Al Qaeda claims it carried out Saudi bombing

Saudi officials convinced terror group now targeting Muslims

Al Qaeda claimed responsibility for last weekend's deadly bombing of a neighborhood in Riyadh, Saudi Arabia, according to a statement posted on the terrorist network's Web site.

Saudi officials had initially blamed al Qaeda for Saturday's blast, which killed 17 people and wounded 122. The victims were mostly Arabs. Five of them were children.

In the lengthy statement, al Qaeda disputed that, claiming the compound was rented by employees of the FBI and that several of the victims were American, French and German. It also denied that a large number of children died, unless there was a nursery on site.

The statement claimed more than 55 people were killed in the blast, including 30 Saudi security forces.

A man in Saudi custody told investigators that al Qaeda made a mistake -- that it believed it was targeting a neighborhood housing Americans and didn't realize most of the victims would be Arabs, Saudi government sources told CNN.

Two Saudi officials rejected that suggestion.

"If their intent is to kill Americans, it doesn't answer the question as why are they involved in activities in Mecca," said Saudi government spokesman Nail Al-Jubeir.

"Why do they have bomb factories in the holy city of Mecca that only Muslims go to? Why do they have traps in Mecca?"

Nail Al-Jubeir said the attack was not meant as a "symbolic attack" against the royal family: "Their target is humanity."

He also said Saudi authorities have rounded up hundreds of terrorists since triple car bombings killed 23 people plus 12 bombers at three complexes housing Westerners in Riyadh in May. And he said Saudi Arabia has fired 2,000 imams for spreading hate.

"What we are looking at is a group of people that are committed to overthrow the Saudi state, to create an Afghan-type Taliban rule in Saudi Arabia," Nail Al-Jubeir said. "We're not going to have them succeed."

Adel Al-Jubeir, adviser to Crown Prince Abdullah, said he is convinced al Qaeda was purposely attacking fellow Muslims.

He insisted his country has been working to crack down on the terrorist network for years -- even before the attacks in May.

"Al Qaeda is a demonic cult," he said. "It is pure evil."

The group looks for justification in causes, Adel Al-Jubeir said, citing al Qaeda's complaints about the Soviet presence in Afghanistan in the 1980s, the U.S. military presence in Saudi Arabia in the 1990s, and its recent talk about Palestinians and Iraqis.

"I wouldn't be surprised if they take up the cause of saving the whales," he said.

"They will not succeed," Adel Al-Jubeir said. "They don't have the legitimacy.
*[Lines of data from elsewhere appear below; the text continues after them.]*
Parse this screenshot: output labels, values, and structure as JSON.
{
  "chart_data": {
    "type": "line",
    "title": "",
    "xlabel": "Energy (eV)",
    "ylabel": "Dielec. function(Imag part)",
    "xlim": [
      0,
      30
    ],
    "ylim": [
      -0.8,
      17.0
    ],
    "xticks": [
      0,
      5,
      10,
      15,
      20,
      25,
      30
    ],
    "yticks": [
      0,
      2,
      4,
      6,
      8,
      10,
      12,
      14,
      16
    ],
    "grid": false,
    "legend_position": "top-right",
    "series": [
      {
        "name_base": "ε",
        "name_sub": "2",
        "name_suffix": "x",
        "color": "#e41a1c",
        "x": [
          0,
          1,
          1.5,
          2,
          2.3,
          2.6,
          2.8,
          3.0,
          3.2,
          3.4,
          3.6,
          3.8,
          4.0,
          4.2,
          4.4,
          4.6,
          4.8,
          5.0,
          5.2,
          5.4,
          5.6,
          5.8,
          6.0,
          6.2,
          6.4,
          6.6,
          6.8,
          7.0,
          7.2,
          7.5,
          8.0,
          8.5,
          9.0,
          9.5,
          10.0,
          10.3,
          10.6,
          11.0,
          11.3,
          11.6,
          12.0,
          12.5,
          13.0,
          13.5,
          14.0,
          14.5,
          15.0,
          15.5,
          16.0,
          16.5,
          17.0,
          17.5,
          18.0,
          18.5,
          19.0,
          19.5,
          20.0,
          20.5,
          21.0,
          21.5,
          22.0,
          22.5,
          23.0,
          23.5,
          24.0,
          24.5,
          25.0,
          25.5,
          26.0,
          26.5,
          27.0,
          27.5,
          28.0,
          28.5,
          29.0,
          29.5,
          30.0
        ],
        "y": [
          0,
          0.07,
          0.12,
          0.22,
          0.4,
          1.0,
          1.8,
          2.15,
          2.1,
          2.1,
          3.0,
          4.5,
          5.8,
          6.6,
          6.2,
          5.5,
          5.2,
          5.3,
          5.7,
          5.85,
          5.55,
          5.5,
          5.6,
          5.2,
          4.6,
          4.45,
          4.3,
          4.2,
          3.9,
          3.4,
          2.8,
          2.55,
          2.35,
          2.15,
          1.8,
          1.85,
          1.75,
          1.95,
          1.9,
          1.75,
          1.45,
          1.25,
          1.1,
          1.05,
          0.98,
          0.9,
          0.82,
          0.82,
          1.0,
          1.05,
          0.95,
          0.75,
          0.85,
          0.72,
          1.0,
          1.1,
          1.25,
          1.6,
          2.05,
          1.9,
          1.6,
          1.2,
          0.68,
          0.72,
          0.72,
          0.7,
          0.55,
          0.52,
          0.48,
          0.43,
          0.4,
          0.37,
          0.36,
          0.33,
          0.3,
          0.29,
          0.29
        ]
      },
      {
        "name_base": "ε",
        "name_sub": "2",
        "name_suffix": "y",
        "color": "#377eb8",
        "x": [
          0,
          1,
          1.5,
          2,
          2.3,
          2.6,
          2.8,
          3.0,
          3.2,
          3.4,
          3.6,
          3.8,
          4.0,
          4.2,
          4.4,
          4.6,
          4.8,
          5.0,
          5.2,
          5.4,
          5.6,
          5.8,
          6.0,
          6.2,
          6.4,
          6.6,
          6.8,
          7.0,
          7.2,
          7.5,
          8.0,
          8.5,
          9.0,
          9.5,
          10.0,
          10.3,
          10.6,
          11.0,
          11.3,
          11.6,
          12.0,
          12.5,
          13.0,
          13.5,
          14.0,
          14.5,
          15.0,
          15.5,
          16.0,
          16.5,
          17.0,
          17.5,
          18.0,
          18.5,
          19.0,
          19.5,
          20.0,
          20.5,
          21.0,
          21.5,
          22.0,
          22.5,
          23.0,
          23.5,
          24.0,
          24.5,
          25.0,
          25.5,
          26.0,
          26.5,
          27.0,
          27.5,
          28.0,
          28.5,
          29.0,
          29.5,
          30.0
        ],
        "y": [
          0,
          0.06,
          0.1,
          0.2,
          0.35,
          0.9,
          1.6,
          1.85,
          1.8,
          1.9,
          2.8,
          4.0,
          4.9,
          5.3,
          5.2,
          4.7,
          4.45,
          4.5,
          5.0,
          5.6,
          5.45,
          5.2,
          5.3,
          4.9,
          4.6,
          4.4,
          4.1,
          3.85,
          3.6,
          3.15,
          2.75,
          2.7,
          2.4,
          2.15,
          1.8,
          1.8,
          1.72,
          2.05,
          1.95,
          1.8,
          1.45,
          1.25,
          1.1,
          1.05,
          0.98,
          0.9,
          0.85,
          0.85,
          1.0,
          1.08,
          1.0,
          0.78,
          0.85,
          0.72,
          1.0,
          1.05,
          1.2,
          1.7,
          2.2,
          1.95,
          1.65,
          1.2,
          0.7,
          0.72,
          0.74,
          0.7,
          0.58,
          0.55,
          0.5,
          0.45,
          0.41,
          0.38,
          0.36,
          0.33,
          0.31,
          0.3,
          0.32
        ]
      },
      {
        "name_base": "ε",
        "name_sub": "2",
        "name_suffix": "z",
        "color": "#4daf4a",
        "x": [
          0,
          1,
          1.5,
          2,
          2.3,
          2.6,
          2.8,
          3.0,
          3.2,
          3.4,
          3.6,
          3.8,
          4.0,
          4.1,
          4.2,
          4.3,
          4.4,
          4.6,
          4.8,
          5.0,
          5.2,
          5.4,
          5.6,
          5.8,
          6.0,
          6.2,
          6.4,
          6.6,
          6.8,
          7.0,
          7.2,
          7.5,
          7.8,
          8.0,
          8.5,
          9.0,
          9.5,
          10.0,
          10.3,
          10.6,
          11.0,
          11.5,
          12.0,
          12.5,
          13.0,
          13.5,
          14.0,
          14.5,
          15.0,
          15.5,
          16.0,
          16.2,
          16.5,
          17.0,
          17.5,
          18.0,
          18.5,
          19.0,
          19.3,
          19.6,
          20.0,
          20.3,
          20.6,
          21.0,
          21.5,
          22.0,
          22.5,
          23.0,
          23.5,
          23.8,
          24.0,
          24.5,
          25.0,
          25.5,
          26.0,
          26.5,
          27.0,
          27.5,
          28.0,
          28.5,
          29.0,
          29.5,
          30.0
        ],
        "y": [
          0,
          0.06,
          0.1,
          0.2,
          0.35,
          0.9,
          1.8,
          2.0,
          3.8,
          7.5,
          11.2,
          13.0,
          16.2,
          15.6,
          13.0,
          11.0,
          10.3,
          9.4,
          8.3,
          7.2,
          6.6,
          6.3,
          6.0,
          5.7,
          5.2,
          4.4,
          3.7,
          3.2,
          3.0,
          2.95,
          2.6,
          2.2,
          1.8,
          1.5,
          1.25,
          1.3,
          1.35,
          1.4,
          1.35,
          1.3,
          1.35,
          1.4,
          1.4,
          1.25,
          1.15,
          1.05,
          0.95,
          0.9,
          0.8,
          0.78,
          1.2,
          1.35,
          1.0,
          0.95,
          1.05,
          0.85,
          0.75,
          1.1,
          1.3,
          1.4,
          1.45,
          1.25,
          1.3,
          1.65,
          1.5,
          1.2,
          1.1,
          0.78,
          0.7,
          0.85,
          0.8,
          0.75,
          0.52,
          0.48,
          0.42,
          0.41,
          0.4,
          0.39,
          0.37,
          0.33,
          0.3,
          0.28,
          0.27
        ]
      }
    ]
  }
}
They don't have the popular support. They don't have the resources. We intend to confront them, we intend to crush them, and we intend to rid our country of this evil."

Al Qaeda leader Osama bin Laden, he said, "wants us to turn off the electricity. He wants us to cut relations with every country in the world. He wants us to go back to live in cages. It's not going to happen."

The U.S. State Department also said it believes bin Laden's al Qaeda network was behind Saturday's attack in Riyadh.

Al Qaeda has long opposed the Saudi royal family and has repeatedly called on Muslims to reject Saudi leadership.